Si nos detenemos en la primera parte de A fuego lento, cosa que yo no supe hacer, sabremos ya todo lo principal de la novela, aquello que acontece en Ganga, puerto de una república que veremos que luego reconstruyen otros afamados escritores en superconocidas narraciones de nuestro tiempo. En Ganga, para empezar, llueve a mares y se suda igual: "La gente sudaba a mares, como si tuviera dentro una gran esponja que, oprimida a cada movimiento peristáltico, chorrease al través de los poros". Los gangueños habitan en chozas o en casas de mampostería, según, aunque algunos ya se traen palacetes, prefabricados de madera y otros se conforman con la cárcel o el manicomio.

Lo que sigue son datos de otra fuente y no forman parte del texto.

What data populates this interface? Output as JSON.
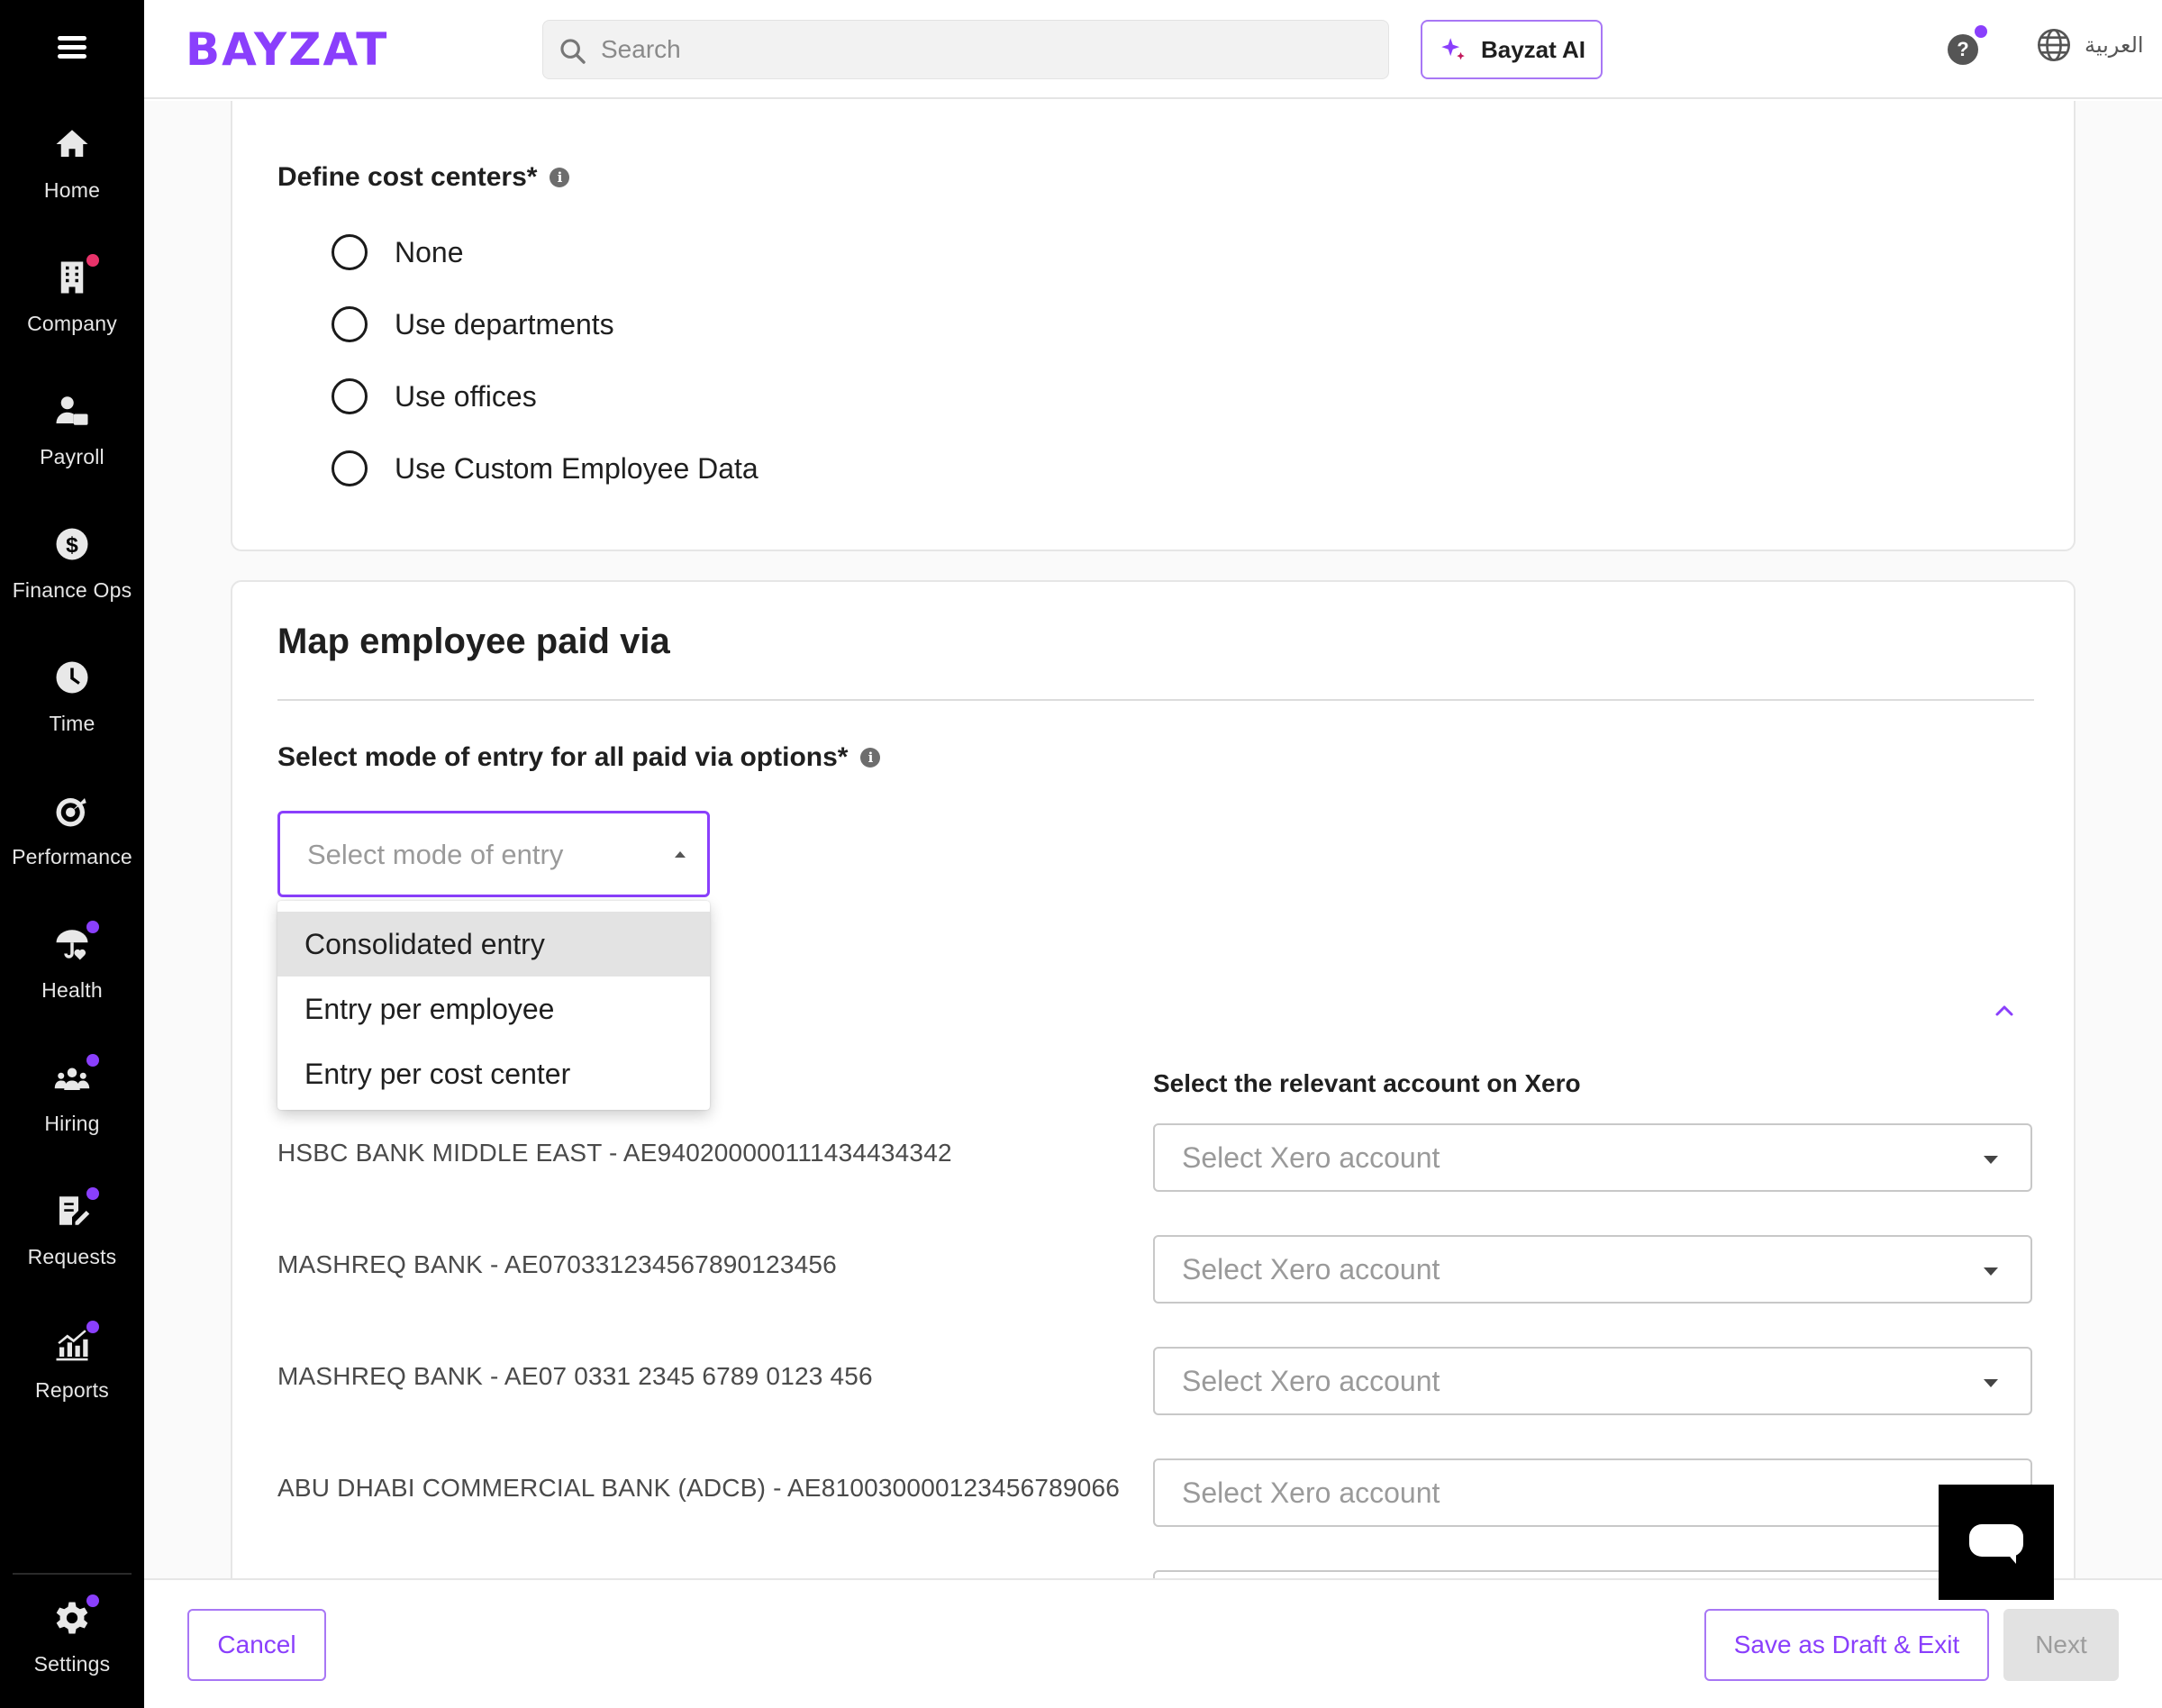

Habiten donde habiten, lo que les encanta es la lujuria, la borrachera, el fanatismo religioso, las peleas de gallos y no pagar al contado. Por eso todo va bien.

Tiene Ganga un río color de pus, gallinazos que picotean los cadáveres hinchados de las bestias de carga, millones de zancudos chupasangres, chicharras estridentes, legiones de murciélagos, loros republicanos y macacos mimosos, más centenares de gallinas que ponen los huevos encima de las camas. Y, sobre todo, abundan los sapos: "sapos ampulosos que se metían en las casas y, saltando por la escalera, peldaño a peldaño, se alojaban tranquilamente en los catres". Dado que por entonces ya sabe que el medio influye en las costumbres, lo más florido de aquella sociedad es retratado por Bobadilla al final de un importante banquete: "Las fisonomías reflejaban fatiga fisiológica de libertinos, modorra intelectual de alochólicos y estupidez de caimanes dormidos. Lo que no impedía que cada cual aspirase, más o menos en secreto, a la Presidencia de la República".

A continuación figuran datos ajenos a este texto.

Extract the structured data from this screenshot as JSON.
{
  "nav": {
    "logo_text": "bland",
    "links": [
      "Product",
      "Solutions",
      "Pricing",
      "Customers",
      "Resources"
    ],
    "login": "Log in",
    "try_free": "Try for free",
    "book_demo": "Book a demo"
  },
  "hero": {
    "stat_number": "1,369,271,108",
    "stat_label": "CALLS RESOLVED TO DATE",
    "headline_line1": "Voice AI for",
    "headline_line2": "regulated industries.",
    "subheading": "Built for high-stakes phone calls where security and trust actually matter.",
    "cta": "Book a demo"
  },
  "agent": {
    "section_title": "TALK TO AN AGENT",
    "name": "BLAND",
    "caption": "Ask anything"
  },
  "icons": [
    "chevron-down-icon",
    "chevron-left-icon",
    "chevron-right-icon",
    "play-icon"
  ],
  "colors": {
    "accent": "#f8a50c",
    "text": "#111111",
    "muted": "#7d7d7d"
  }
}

Las señoras de Ganga no usan corsé ni falda. Los chiquillos "andorreaban en pelota por las calles, comiéndose los mocos o hurgándose en el ombligo, tamaño de un huevo de paloma". El elemento adulto y masculino -de esplendorosos nombres: Diógenes, Petronio ("el Castelar de Ganga"), Olimpio, Zapote, Garibaldi, Newton o Epaminondas- es "general cuando no doctor, o ambas cosas en una sola pieza, lo que no les impedía ser horteras y mercachifles a la vez".

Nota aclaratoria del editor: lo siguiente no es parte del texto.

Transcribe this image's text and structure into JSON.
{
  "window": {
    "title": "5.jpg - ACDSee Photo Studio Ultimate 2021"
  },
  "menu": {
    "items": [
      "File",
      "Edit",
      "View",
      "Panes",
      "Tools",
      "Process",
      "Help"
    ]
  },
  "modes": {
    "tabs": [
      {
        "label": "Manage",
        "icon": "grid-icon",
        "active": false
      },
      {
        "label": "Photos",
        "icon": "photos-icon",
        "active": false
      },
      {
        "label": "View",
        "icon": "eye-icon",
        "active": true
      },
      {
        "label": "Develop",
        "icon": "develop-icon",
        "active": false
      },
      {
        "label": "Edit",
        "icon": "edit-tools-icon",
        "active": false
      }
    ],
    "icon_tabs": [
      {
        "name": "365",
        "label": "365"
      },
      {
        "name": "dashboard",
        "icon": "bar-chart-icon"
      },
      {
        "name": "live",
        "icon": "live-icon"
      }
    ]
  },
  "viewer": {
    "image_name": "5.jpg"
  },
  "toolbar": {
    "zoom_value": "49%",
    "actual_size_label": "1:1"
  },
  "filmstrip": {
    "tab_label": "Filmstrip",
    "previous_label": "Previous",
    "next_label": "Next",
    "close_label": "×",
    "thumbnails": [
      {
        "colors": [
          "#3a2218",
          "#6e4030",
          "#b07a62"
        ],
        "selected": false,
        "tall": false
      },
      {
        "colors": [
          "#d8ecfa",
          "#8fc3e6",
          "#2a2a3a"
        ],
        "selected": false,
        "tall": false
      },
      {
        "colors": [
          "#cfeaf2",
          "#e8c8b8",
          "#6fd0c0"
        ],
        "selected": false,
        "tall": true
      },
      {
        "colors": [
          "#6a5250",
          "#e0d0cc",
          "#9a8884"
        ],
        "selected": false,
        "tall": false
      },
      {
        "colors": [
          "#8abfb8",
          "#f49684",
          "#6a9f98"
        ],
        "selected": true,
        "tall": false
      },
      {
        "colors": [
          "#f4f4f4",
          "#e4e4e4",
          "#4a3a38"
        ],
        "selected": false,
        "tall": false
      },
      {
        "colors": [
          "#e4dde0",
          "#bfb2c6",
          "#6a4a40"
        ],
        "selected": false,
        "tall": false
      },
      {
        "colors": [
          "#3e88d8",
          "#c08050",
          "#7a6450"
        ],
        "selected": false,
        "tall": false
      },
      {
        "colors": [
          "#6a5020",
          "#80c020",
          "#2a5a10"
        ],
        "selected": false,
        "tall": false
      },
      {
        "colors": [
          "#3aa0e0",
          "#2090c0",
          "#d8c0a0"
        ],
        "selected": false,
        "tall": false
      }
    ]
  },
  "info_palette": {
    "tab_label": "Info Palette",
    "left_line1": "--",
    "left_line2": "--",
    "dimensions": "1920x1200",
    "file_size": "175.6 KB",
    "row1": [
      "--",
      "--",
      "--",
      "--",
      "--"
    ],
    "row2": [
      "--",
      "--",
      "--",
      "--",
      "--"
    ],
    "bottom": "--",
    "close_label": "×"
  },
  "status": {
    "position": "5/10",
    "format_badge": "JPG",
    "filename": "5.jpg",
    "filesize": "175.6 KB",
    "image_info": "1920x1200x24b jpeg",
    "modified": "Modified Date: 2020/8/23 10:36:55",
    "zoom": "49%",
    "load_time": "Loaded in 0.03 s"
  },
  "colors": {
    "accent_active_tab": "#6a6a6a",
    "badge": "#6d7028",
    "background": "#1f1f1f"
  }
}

Sin embargo, siempre cabe achicar la sordidez de toda patria chica mediante algún ejemplo oportuno. De ahí que llegue a Ganga un exiliado de otra república vecina y cuente que su dictador, apodado El Nerón Negro, acaba de castigar a un periodista que tuvo la desvergüenza de llamarle animal en una conversacion privada. Humanos se sintieron los gangueños con los detalles de castigo tan ejemplar: "Le tuvo atado un mes al pesebre, obligándole a no comer sino paja". Cuantas veces entraba en la cuadra, el dictador, tocándole en el hombro, le decía sin guasa al periodista: "¿Quién es el animal: tú o yo?"